# 1953 Girls Trojan (CWC-Roadmaster)



## Freqman1 (Jul 4, 2014)

So this was a bike I picked up at Ann Arbor this year. My girlfriend loves my '53 Luxury Liner so I figured I'd get her a ride she could call her own. When I first showed this to her I could tell she wasn't real excited. Well her birthday is at the end of the month so I'm working feverishly to make it pretty and shiny. I'm waiting on the chrome to come back which hopefully will be in the next ten days or so. I'm also having the Super decals made on a super thin mylar that looks like water slide when applied. I shot the blue today and should finish the white tomorrow and pins (red) this coming week. I'm also working on my Four Gill at the same time since I sent the chrome out for it too. V/r Shawn


----------



## Boris (Jul 4, 2014)

She'll change her tune, when she sees it completed.

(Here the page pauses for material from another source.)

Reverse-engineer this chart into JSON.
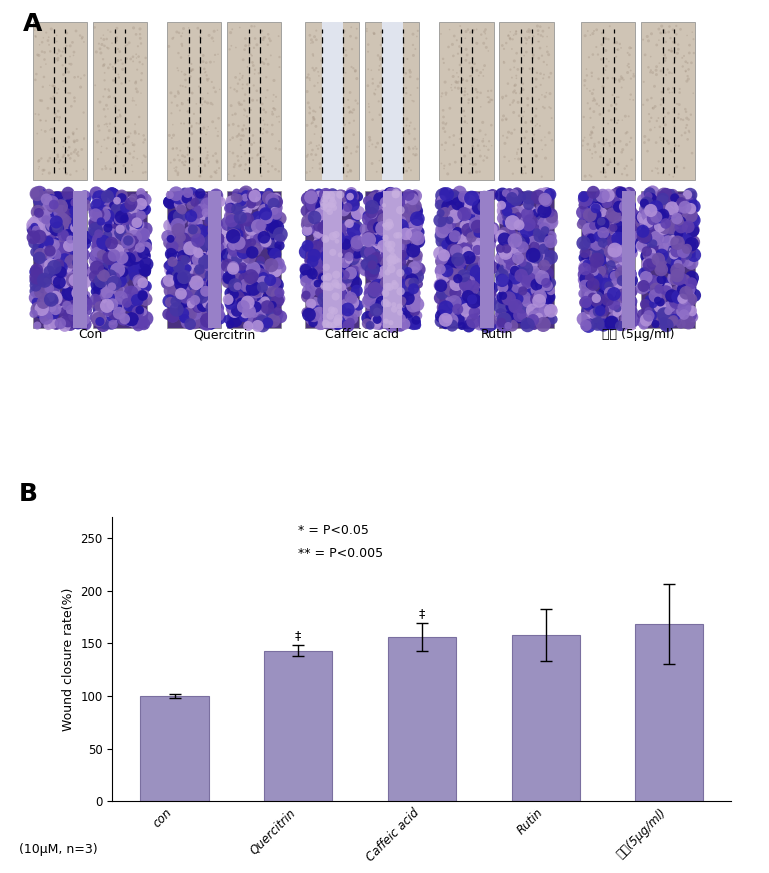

We've all seen how you can handle yourself around these types of projects. Of course I would have worded that last sentence a little differently if I were speaking to Vince.


----------



## vincev (Jul 4, 2014)

Do you endorse Tidy Cats ? I wont acknowledge the post by that idiot from Portland.


----------



## Boris (Jul 4, 2014)

...but I don't think she's going to appreciate the blue overspray on the dining room chairs.


----------



## mike j (Jul 5, 2014)

Looking good, as a whole, I don't think that the girls appreciate patina the way the boys do. I know mine doesn't. Really like the flow of those Roadmaster frames. They used those rear drop outs for quite awhile after the war?


----------



## Freqman1 (Jul 5, 2014)

Added the white today. Small mishap with front fender which required a repaint and will shoot the white on it tomorrow, do the color sanding/buffing, and start striping.


----------



## Curtis68 (Jul 12, 2014)

*Looking good!!*

Looks good so far. Can't wait to see the finished product.


----------



## Freqman1 (Jul 13, 2014)

Just waiting on the chrome and decals. Hopefully I can have that stuff by next weekend so I can lace the wheels and start assembly. V/r Shawn


----------



## mike j (Jul 13, 2014)

Excellent stripping, the red adds a whole new dimension to it, what's not to like?


----------



## Freqman1 (Jul 18, 2014)

Got the shiny stuff today and began assembly... V/r Shawn


----------



## mike j (Jul 19, 2014)

SUPER... beautiful & that little blue reflector is a real nice touch.


----------



## pedal_junky (Jul 19, 2014)

I think you'll score bonus points with this one, nice work.


----------



## bicycle larry (Jul 19, 2014)

*1953 girls roadmaster*

another real super paint job done. mike j is right nice paint and pin stripping thanks for putting on the pictures. from bicycle larry


----------



## Freqman1 (Jul 19, 2014)

Just waiting on the decals and it to quit raining so I can give it a check ride/adjustment and have it ready for Thursday! V/r Shawn


----------